Les bijoux du cinéma asiatique #3 : Deux Sœurs

Présentation du film : Deux sœurs

Nous poursuivons notre série d’articles autour des bijoux du cinéma asiatique. Cette semaine, après Departures et Infernal Affairs, c’est au tour du film Deux Sœurs ( A Tale of two sisters / Jangwa and Hongryeon) d’être présenté. Réalisé par Kim Jee-Won, grande figure du cinéma sud-coréen à qui l’on doit notamment des œuvres telles que « A bittersweet life » ou encore le très dérangeant « J’ai rencontré le Diable »,  le long-métrage Deux Sœurs nous plonge dans un drame familial aux accents horrifiques : un film particulier que Cleek vous propose aujourd’hui de découvrir comme troisième opus de son palmarès des plus beaux films du cinéma asiatique.

 

Synopsis

Su-Mi et Su-Yeon (les deux sœurs en question, comme vous l’aurez deviné) sont de retour au bercail. Pourquoi ? Comment ? Nous ne le savons que peu, mais par contre, ce qui frappe au premier coup d’œil, c’est la relation particulière qui unit ces deux jeunes filles à leur belle-mère, pourtant bienveillante à première vue.

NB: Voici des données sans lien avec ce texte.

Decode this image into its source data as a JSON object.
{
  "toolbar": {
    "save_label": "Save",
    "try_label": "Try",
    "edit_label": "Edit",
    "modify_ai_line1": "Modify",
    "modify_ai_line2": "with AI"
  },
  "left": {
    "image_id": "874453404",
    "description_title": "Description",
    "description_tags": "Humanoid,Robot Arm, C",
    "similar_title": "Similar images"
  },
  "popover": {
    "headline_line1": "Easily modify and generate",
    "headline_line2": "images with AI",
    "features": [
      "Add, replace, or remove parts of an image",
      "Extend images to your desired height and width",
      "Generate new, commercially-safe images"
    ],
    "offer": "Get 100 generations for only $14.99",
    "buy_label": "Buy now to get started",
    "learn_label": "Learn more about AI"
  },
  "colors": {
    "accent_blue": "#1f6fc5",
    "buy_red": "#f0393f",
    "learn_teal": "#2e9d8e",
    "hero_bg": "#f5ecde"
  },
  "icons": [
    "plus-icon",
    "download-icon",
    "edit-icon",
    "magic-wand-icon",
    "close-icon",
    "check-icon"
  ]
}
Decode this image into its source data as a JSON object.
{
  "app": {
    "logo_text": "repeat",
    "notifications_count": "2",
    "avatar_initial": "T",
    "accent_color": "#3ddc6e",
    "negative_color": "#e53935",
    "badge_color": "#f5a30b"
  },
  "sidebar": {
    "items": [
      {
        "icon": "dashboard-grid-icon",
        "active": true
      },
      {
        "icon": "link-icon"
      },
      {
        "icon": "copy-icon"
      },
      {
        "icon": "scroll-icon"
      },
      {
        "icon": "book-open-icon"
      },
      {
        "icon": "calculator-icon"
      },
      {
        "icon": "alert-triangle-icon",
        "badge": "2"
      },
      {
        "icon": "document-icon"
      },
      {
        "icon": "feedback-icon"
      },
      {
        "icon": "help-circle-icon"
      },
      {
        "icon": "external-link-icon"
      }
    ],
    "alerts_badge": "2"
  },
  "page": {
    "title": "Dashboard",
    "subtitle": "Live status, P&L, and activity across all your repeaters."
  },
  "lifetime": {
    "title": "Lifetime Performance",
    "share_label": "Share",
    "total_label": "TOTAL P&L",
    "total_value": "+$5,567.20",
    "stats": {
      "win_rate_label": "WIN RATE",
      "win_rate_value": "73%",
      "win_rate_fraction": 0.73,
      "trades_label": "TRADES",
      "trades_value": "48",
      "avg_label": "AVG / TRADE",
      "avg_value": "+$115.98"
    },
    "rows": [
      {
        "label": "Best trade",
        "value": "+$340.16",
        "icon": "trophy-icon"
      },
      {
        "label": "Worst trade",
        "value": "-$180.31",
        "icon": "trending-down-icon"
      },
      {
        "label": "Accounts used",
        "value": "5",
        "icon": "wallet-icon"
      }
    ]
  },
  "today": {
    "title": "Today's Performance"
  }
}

Tandis que l’une des sœurs semble vouloir éviter à tout prix sa compagnie, l’autre paraît terrifiée en présence de la marâtre. Par ailleurs, la maison semble hostile aux deux jeunes sœurs et très vite, d’étranges événements s’accumulent dans le quotidien de Su-Mi et Su-Yeon : des fantômes rodent, les oiseaux meurent, tandis que la tension entre les deux jeunes filles et leur belle-mère devient de plus en plus tangible. Quels secrets planent donc sur cette famille en apparence tranquille ? Entrez dans le cauchemar des Deux Sœurs.

Une histoire simple, et pourtant…

Kim Jee-Won nous présente au travers de son film une situation initiale des plus simples. Le contexte est mis en place dès les premières minutes, et très vite, on se rend bien compte que quelque chose « cloche » dans le retour des deux sœurs. Évidemment, un contexte de ce genre ne s’invente pas ; des événements ont dû générer ce climat de tension si particulier, et c’est cette simple question qui viendra cueillir l’intérêt du spectateur dès le début du film.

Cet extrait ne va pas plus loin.